Le grand Jeff Martin, leader de la formation canadienne The Tea Party, trimballait son spectacle solo au Corona de Montréal le 26 janvier dernier. C’est devant une salle comble, mais confortablement assise, que celui que l’on surnomme « The Captain » allait nous démontrer son immense talent de guitariste et de chanteur lors des treize pièces qui seront interprétées ce soir-là. Treize pièces, ça peut sembler court, mais Martin se permet de longs apartés entre les morceaux pour nous raconter toutes sortes d’histoires touchantes sur son fils, sa maison en Irlande et ses comparses de The Tea Party durant la folle époque des Edgefest et de Muchmusic.

Jack Bratt de Bristol en Angleterre assurait la première partie. Auteur-compositeur qui m’était inconnu mais qui épate aussitôt par son jeu de guitare et sa voix chaleureuse. L’artiste se situe quelque part sur le spectre entre Jonny Lang et John Mayer. Son Folk-Blues avec des boucles (loop) est par contre un peu terne et non inspiré. Les boucles empêchent les surprises ou les changements, les pièces se font longues alors que Bratt s’évertue à nous démontrer ses talents de guitariste soliste dans des chansons sans refrain ni partie forte. Le mec a une gueule sympathique et une confiance digne des plus grands, il n’apparaît aucune once de nervosité dans sa performance. Le spectacle est tout de même très agréable même si au final aucune pièce n’est réellement sortie du lot.

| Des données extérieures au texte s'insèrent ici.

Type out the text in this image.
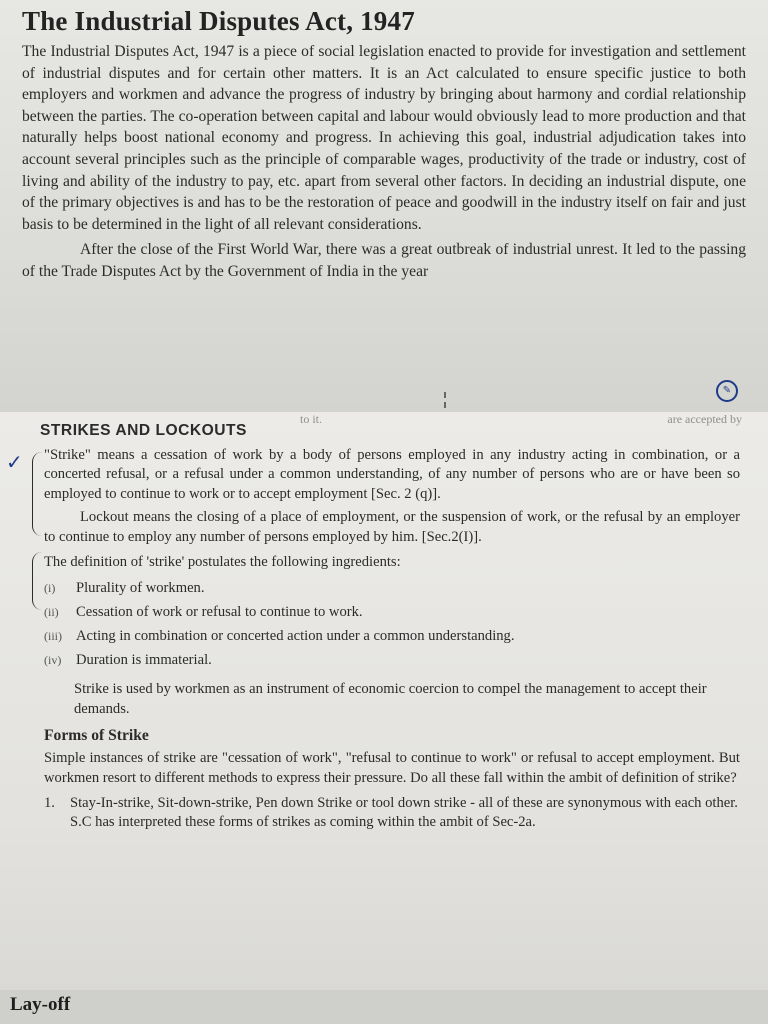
The Industrial Disputes Act, 1947

The Industrial Disputes Act, 1947 is a piece of social legislation enacted to provide for investigation and settlement of industrial disputes and for certain other matters. It is an Act calculated to ensure specific justice to both employers and workmen and advance the progress of industry by bringing about harmony and cordial relationship between the parties. The co-operation between capital and labour would obviously lead to more production and that naturally helps boost national economy and progress. In achieving this goal, industrial adjudication takes into account several principles such as the principle of comparable wages, productivity of the trade or industry, cost of living and ability of the industry to pay, etc. apart from several other factors. In deciding an industrial dispute, one of the primary objectives is and has to be the restoration of peace and goodwill in the industry itself on fair and just basis to be determined in the light of all relevant considerations.

After the close of the First World War, there was a great outbreak of industrial unrest. It led to the passing of the Trade Disputes Act by the Government of India in the year

✎
to it.	are accepted by
STRIKES AND LOCKOUTS

"Strike" means a cessation of work by a body of persons employed in any industry acting in combination, or a concerted refusal, or a refusal under a common understanding, of any number of persons who are or have been so employed to continue to work or to accept employment [Sec. 2 (q)].

Lockout means the closing of a place of employment, or the suspension of work, or the refusal by an employer to continue to employ any number of persons employed by him. [Sec.2(I)].

The definition of 'strike' postulates the following ingredients:

(i)	Plurality of workmen.
(ii)	Cessation of work or refusal to continue to work.
(iii) Acting in combination or concerted action under a common understanding.
(iv)	Duration is immaterial.

Strike is used by workmen as an instrument of economic coercion to compel the management to accept their demands.

Forms of Strike

Simple instances of strike are "cessation of work", "refusal to continue to work" or refusal to accept employment. But workmen resort to different methods to express their pressure. Do all these fall within the ambit of definition of strike?

1. Stay-In-strike, Sit-down-strike, Pen down Strike or tool down strike - all of these are synonymous with each other. S.C has interpreted these forms of strikes as coming within the ambit of Sec-2a.
✓
Lay-off
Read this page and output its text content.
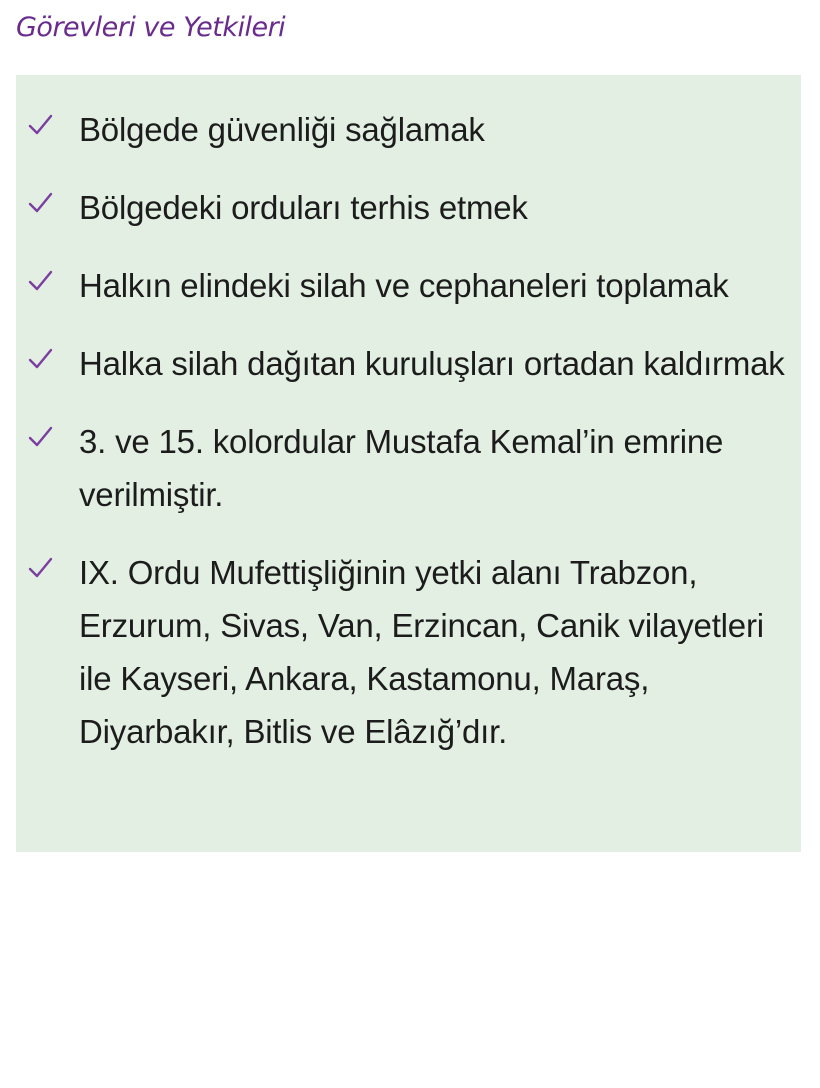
Görevleri ve Yetkileri
Bölgede güvenliği sağlamak
Bölgedeki orduları terhis etmek
Halkın elindeki silah ve cephaneleri toplamak
Halka silah dağıtan kuruluşları ortadan kaldırmak
3. ve 15. kolordular Mustafa Kemal’in emrine verilmiştir.
IX. Ordu Mufettişliğinin yetki alanı Trabzon, Erzurum, Sivas, Van, Erzincan, Canik vilayetleri ile Kayseri, Ankara, Kastamonu, Maraş, Diyarbakır, Bitlis ve Elâzığ’dır.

Jeff Martin avec son aura mystique nous proposera deux parties. Premièrement, le public montréalais aura droit à des pièces de ses efforts en solo beaucoup moins connus mais chaque fois prisés par les fans dont je suis l’un des représentants fidèles. La deuxième partie sera quant à elle consacrée à plusieurs des succès qui l’ont rendu célèbre et qui meublent les spectacles de The Tea Party partout sur le globe depuis une trentaine d’années déjà.

« Kingdom is calling » sera le premier morceau de la soirée dans laquelle « Imagine » de John Lennon aura été intégré, processus de plus en plus fréquent dans les spectacles de Jeff mais aussi chez The Tea Party. Il nous racontera par la suite son désarroi au sujet de la deuxième pièce « Angel dust » alors qu’il aura dû se googler afin de se rappeler comment jouer la pièce. Un Danois avec qui il a été en contact sur le Web lui permettra de rafraîchir sa mémoire et d’enfin pouvoir réintégrer la pièce aux concerts. Les pièces s’enchaînent ensuite avec « Stay inside of me », « Lament » et « Day star » alors que Martin impressionne avec son falsetto toujours aussi juste et sa maîtrise des dynamiques. Il interpréta deux autres pièces avant l’entracte comprenant des bribes de « In my time of dying » et « Whole Lotta love » de Led Zeppelin après nous avoir raconté la fois où il aura dû mettre le grand Jimmy Page au lit, et l’embrasser sur le front, après une soirée définitivement trop arrosée.

La deuxième partie débuta avec « Coming home » dans laquelle est insérée une courte partie de « L.A. Woman » des Doors. Arrivant deuxième, « The Bazaar » provenant de l’album «The edges of twilight » l’une des chansons les plus représentatives de ses talents de guitariste était un passage obligé et grandiose. L’excellente « Requiem » allait suivre alors que l’artiste s’excuse d’interpréter une chanson triste, et pour nuire à sa cause, il y intégrera « Hurt » de Nine inch Nails version Johnny Cash. Alors que tout finit toujours par faire sens, il nous racontera ensuite la fois où en Australie en 1993, Jeff Buckley s’occupa des lumières d’un des spectacles de The Tea Party. Le lien se fait évident alors que Martin entame les premiers accords de Hallelujah, pièce de Leonard Cohen dont Buckley a fait la reprise la plus magistrale qui soit. Le grand succès « The Messenger » originellement de Daniel Lanois annonçait tranquillement la fin du spectacle avant que « The Badger » soit présenté à un public qui aurait pu en absorber encore pour une heure. Le rappel, à lui seul, valait le déplacement alors que Martin se lança dans « Rakim » pièce du duo anglais Dead Can Dance avant d’y intégrer la fameuse introduction de « The Halcyon days » titre originellement interprétée avec un oud, instrument du Moyen-Orient dont Jeff Martin est friand et qui rajoute à la mystique de son groupe. Finalement, le triptyque s’est clos avec « Sister awake » pour raviver la nostalgie d’une salle encore parfaitement pleine. Pas une seule âme ne s’était éclipsée. Jeff Martin n’a plus rien à perdre, et surtout plus rien à gagner. Il est infatigable. Il démontre une sagesse hors du commun et un contrôle stupéfiant. Jeff Martin est toujours parfaitement sur son axe.